An objective of RISC systems has been to define an instruction set in which execution of all, or most, instructions require a uniform number of cycles. Even such RISC architectures, however, require effective management of events such as branches, exceptions and interrupts that can completely disrupt the flow of instructions.
Referring to FIG. 2, an instruction execution sequence is shown for a RISC-type R2000 processor instruction. The instruction includes five primary portions: instruction fetch (IF); read operands from registers while decoding instruction (RD); perform operation on instruction operands (ALU); access memory (MEM); and write back results to register file (WB). Referring to FIG. 3, the R2000 instruction pipeline is shown as a 5 stage pipeline, one stage per instruction portion recited above. According to the uniform instruction-length design, a competition for resources occurs only if a sign extend is needed (so that additional ALU operation is needed) or if necessary to wait for a multi-cycle co-processor operation.

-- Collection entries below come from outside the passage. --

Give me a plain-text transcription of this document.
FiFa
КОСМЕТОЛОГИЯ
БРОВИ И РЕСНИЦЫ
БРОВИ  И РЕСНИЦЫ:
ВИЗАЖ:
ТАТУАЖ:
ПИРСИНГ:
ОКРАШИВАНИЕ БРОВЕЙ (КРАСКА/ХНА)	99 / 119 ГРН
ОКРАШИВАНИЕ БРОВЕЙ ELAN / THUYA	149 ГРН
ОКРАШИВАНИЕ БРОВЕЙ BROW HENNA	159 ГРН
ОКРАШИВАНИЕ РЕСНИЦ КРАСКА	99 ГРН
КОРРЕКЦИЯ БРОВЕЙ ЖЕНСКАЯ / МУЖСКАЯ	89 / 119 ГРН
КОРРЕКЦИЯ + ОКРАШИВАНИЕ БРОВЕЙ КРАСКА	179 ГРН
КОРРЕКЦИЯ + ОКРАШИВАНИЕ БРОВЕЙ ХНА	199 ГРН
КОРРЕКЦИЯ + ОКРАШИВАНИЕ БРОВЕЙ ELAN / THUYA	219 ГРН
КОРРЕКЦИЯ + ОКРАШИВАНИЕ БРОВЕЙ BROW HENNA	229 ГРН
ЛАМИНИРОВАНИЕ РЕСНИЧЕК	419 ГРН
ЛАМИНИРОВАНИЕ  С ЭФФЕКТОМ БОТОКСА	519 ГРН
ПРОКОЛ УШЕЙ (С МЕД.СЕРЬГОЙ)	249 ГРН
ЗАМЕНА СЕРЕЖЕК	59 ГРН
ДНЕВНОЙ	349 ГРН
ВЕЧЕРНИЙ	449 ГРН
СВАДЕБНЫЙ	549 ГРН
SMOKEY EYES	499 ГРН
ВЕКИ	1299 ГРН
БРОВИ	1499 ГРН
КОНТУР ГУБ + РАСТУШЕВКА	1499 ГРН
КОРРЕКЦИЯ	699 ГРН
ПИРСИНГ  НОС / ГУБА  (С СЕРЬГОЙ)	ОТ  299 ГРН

Inherent in the pipeline structure are latencies for a load or branch instruction. Load instructions have a delay, or latency, of one cycle before the data is available for a subsequent instruction. Jump and branch instructions also have a delay, or latency, of one cycle while the instruction is fetched and the target address is determined. Such latencies are defined herein as processing interdependencies. One way to resolve this interdependency is to stall or delay the pipeline, as is done in conventional pipeline processors. The R2000 continues execution despite the interdependency and relies on software to avoid putting an instruction behind the instructions (i.e., load, jump or branch) which need the information before the information is ready. For example, the assembler can organize the instructions so that a useful instruction follows. If not possible to do so, a NOP instruction is inserted.
Other interferences to the smooth flow of the pipeline are exceptions, (i.e., bus error, reset, interrupt, reserved instruction, system call, overflow). When an exception is detected, the R2000 interrupts the normal execution flow, aborts the instruction causing the exception, and aborts all those instructions in the pipeline which have already started execution. A jump to the designated exception handler routine also occurs. After the exception is processed, the processor returns to the instruction causing the abort or, if that instruction also was aborted to the preceding instruction.
In summary, previous pipeline processors have introduced stall cycles into the pipeline to wait for competing resources, relied on software (e.g., assemblers) to avoid latent delays from load, jump and branch instructions and aborted the pipeline in response to exceptions.
The introduction of stall cycles into the pipeline to stall execution of all instructions in the pipeline except the instruction using the needed resource slows the pipeline more than necessary. Such stalls cause instructions that are not competing for the resource to be stalled. Accordingly, a more effective pipeline method is needed to further enhance the pipeline execution flow.
The reliance upon software to avoid latent delays adds an undesirable burden to such software. Accordingly, a more effective solution to handling latencies by the processor itself is needed.